BIWI · 20/06/2020 20:11

This is where you posted it elsewhere

You have had pretty much the same kind of advice, and a lot of it very considered and nuanced.

Not really quite sure why you would want to post here as well? (Although I did notice that your thread title was a bit different there - 'jealous girlfriend')

What did you expect from Mumsnet?

xmummy2princesx · 20/06/2020 20:14

Are you the person who posted it I’m confused

BIWI · 20/06/2020 20:15

But, you know, ultimately - whether you or she feels comfortable with this kind of conversation/relationship with other women/men is down to the two of you.

Talk! Talk to her about how you feel and how she feels. Explain the situation. If that doesn't sort things out, for either of you, then the relationship isn't going to work.

It makes absolutely no difference what a load of internet randomers think.

Colom · 20/06/2020 20:24

I would dump you if I were her (assuming you're the original poster).

Couldn't be arsed dealing with a man who keeps a gaggle of "female" friends around to stroke his ego. If my DH messaged other women as frequently as that I would not be happy and would tell him how uncomfortable it made me. if on receiving that information he didn't ease off on the constant texting I'd be giving him the heave ho. I've never been cheated on (to my knowledge anyway!) and my DH has female friends but since we've been married/had DC their contact is sporadic not regular, how it should be!

Shuttup · 20/06/2020 22:28

This reply has been deleted

Message withdrawn at poster's request.

Fairenuff · 21/06/2020 11:30

I found it easily by googling the first line of the OP. It's not as if it's hard to find.

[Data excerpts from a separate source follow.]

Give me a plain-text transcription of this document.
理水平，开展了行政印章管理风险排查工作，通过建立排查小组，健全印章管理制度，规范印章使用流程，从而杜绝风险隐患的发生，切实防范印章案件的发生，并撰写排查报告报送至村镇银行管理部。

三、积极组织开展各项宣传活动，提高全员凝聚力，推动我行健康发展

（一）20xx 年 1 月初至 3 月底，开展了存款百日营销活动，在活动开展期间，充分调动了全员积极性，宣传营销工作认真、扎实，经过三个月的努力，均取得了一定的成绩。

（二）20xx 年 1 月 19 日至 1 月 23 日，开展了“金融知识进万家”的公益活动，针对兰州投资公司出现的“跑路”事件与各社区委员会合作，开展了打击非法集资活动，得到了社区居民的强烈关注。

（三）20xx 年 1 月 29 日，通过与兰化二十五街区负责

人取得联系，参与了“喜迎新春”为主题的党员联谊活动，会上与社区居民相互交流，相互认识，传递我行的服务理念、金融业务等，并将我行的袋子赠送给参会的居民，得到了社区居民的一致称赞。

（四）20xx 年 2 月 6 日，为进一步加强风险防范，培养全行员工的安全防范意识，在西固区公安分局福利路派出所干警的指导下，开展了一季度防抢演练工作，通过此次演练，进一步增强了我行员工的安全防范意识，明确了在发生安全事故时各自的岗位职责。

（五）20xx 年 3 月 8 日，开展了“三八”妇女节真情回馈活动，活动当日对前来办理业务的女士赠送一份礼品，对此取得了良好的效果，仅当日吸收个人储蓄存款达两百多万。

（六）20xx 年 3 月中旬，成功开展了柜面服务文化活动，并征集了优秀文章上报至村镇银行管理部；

PotholeParadise · 21/06/2020 11:43

I imagine half the people on this thread assumed it was going to be from PH. I certainly did.

FlibbertyGiblets · 21/06/2020 11:47

Yes I found it on PH, no need for hurt secret squirrel feelings.

OP we don't like issues being dragged around boards so I am hoping you'll take the hint and trot off with your talk of jealous females. Tah-rah Smile

PotholeParadise · 21/06/2020 11:55

Anyway, don't knock PH. I think it's great that they've gained a more diverse membership.

Question asked by a man on another website - what do we think?
Wearywithteens · 21/06/2020 12:13

This reply has been withdrawn

This has been withdrawn at the poster's request.

CandidaAlbicans2 · 21/06/2020 12:54

ConfusedMartian, I have to agree with the posters on Pistol Heads. Although your GF obviously has some issues, I think the main problem here is your behaviour. Although I’m not really the jealous type, even I would question why a BF of mine felt the need to keep in touch with his attractive female friends so often. I also wouldn’t be impressed if a BF had started such regular texting with one during the early stages of our relationship. I’d probably wonder whether I was “enough” for him. That’s not to say being in touch with other women is a no-no, just the frequency seems odd to me. Why the need to contact them so much, and who instigates it?

How would you feel if she was in the same regular contact with a couple of hot men, especially one that she met since you’ve been together? Be honest now, ignore the rational and think about the emotions.

The messages from PHs sum up what I think:
“5-10 messages a month would be more than enough; why do you need to check up on them so often? I'm not saying your girlfriend isn't slightly neurotic but you're not helping”

“5-10 messages every other day just to ask how the other's week is going, how are the kids etc. and as the OP puts it "generally not conversational", is in fact far worse than having an actual conversation about a specific topic!”